Unnamed: 0,Stream,Country,Period,People
0,Family and Child stream,Afghanistan,1996–97,100
1,Family and Child stream,Albania,1996–97,69
2,Family and Child stream,Algeria,1996–97,20
3,Family and Child stream,American Samoa,1996–97,5
4,Family and Child stream,Andorra,1996–97,0


# Migration Timeline

From the timeline, one observation is that despite [economic growth](https://datacommons.org/place/country/AUS?topic=Economics), migration rate has declined from _2015_. Further down you may explore each country of interest which most of them obviously follows the trend. However, there are few countries like _Brazil_ and _Vietnam_ which keep a continuous positive trend.
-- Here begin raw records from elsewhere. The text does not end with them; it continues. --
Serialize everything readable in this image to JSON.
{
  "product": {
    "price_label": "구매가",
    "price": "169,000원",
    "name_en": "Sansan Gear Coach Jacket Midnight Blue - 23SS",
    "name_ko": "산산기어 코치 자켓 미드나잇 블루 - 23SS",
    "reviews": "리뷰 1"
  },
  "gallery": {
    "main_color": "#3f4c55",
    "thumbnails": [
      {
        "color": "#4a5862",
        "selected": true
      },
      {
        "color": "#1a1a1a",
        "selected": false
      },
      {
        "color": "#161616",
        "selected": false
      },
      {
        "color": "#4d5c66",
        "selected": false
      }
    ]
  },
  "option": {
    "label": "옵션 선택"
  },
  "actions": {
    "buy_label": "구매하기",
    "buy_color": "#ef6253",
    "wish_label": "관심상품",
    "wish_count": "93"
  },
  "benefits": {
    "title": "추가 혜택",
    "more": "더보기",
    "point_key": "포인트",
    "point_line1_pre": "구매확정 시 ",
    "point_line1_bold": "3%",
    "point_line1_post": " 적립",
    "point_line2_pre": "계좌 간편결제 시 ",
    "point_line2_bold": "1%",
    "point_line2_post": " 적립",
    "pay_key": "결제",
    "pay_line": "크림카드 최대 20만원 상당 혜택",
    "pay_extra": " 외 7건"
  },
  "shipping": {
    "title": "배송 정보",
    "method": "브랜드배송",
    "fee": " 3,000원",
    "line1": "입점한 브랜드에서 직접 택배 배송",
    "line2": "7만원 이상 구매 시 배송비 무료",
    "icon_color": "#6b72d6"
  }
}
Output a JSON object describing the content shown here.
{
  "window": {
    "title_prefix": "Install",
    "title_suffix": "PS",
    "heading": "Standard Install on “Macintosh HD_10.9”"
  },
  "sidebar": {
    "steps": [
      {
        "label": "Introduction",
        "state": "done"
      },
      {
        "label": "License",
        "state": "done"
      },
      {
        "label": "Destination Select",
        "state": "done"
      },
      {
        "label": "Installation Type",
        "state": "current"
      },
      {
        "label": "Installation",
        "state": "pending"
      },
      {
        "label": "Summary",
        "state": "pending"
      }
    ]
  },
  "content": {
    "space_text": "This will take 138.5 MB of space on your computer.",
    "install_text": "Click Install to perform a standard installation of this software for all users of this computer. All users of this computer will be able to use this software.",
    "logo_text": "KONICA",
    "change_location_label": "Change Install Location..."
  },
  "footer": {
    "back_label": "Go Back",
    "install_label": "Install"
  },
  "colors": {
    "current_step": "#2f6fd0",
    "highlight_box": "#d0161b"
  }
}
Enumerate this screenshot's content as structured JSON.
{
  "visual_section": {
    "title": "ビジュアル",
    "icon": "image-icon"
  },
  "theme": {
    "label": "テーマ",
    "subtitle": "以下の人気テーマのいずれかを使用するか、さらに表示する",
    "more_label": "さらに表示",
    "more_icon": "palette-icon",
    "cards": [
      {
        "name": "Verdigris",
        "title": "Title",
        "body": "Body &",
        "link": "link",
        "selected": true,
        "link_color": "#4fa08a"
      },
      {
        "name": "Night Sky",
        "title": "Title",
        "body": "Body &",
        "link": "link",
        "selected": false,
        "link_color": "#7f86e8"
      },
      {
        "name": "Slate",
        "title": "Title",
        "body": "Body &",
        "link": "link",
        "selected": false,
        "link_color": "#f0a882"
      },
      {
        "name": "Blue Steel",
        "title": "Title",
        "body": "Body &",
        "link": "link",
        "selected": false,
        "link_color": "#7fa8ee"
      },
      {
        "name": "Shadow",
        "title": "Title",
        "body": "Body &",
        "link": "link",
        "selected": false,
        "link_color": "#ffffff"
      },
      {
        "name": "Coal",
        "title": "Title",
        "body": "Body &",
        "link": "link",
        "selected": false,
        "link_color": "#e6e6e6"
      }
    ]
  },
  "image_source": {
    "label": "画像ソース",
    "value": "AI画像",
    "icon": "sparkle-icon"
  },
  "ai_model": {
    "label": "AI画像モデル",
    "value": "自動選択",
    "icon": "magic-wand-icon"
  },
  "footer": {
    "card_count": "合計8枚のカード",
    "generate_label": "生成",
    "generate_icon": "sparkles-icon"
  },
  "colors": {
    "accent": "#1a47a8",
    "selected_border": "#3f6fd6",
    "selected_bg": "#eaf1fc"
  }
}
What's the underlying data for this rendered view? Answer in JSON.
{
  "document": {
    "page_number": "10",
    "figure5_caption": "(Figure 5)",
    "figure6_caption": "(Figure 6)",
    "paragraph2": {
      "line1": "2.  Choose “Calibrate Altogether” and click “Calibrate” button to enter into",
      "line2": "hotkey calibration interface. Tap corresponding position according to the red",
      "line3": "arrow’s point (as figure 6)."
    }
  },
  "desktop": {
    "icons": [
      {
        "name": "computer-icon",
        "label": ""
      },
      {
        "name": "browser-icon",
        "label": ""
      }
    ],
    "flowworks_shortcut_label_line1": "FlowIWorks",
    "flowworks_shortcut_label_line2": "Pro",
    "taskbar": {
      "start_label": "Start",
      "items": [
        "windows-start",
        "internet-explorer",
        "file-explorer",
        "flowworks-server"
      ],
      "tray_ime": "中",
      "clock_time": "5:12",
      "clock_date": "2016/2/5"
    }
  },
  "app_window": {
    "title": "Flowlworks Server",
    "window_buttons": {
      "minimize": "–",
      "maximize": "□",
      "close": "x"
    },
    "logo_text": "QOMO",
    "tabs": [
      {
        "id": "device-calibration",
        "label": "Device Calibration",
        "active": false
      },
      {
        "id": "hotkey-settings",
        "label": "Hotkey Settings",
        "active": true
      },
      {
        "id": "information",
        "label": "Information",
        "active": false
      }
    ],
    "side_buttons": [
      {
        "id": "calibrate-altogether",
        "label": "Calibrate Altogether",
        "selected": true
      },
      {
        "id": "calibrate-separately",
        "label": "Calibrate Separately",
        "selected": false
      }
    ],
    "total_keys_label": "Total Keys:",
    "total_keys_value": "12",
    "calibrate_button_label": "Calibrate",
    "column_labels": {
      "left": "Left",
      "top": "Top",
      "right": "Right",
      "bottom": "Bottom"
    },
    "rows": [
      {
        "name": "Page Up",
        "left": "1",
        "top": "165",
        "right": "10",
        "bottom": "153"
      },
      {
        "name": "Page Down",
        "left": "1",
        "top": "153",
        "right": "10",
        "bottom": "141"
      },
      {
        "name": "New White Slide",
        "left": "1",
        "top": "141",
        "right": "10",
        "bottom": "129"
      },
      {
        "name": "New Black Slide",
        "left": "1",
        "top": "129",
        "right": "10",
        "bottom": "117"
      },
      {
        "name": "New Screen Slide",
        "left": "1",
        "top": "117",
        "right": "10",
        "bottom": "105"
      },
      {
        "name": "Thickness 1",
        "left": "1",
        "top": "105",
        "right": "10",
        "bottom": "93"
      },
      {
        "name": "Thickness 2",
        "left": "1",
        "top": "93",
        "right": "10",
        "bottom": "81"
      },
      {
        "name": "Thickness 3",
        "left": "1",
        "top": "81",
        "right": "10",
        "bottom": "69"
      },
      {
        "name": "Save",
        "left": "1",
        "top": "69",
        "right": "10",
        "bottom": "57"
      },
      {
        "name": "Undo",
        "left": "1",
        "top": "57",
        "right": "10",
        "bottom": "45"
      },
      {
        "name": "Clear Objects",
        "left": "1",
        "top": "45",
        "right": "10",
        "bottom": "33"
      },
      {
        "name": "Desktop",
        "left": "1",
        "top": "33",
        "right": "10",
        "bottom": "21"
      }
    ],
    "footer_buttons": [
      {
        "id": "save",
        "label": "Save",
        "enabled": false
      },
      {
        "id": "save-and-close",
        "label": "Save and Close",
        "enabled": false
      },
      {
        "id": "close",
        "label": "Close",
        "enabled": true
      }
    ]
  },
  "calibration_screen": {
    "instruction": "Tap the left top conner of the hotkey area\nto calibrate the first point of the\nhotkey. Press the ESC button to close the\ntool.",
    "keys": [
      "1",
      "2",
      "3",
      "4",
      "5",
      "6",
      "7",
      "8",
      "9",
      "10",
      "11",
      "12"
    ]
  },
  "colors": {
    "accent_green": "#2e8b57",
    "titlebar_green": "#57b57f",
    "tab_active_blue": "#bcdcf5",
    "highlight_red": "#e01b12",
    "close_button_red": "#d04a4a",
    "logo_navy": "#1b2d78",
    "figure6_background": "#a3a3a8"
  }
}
Another interesting fact is that almost _%70_ of people  come to Australia on a skill visa stream which data suggests that many come here single or without family. It requires external data to investigate further, but I suppose its social effects on the community could be interesting to have a look at.

In [5]:
#collapse

source = df.groupby(["Stream", "Period"]).sum("People").reset_index()

#----------------------------------------------
"""Creating chart elements"""

# base line chart
line = alt.Chart().mark_line().encode(
    x='Period:O',
    y=alt.Y('People:Q', axis=alt.Axis(format="~s")),
    color=alt.Color('Stream', 
                    scale={"range": ["navy", "darkred", "goldenrod"]}), 
    strokeWidth=alt.value(1),
)

# a selection filter element
nearest = alt.selection(type='single', nearest=True, 
                        on='mouseover', fields=['Period'], empty='none')

# base for rule element and selection points on the chart
selector = alt.Chart().mark_point().encode(
    x='Period:O', 
    opacity=alt.value(0)
).add_selection(nearest)

# adding points based on nearest selection
points = line.mark_point().encode(
    opacity=alt.condition(nearest, alt.value(1), alt.value(0)))

#adding text tips absed on nearest selection
tooltips = line.mark_text(align='right', dx=-5, dy=-10, 
                          fontWeight=700, fontSize=12).encode(
    text=alt.condition(nearest,
                       alt.Text("People:Q", format=",.0f"),
                       alt.value(' '))
)

# ctreate rule element
ruler = alt.Chart().mark_rule(color='silver').encode(
    x='Period:O'
).transform_filter(nearest)

# layer all elements together
alt.layer(
    line, selector, points, tooltips, ruler, data=source
).properties(
    title="Australia Historical Migration 1996-2020 : Number of People by Migration Stream",
    width=600, 
    height=300,
).configure_axis(
    domain=False, 
    gridDash=[2],
    title=None
).configure_view(
    strokeWidth=0,
).configure_title(
    anchor='start'
)

# Goverment Party

Although Liberal and National coalition managed to form the government for the majority of the past three decades,  data indicates that there is not much debate between two major opposition parties upon migration affairs.

In [6]:
#collapse

source = df.groupby(["Period"]).sum("People").reset_index()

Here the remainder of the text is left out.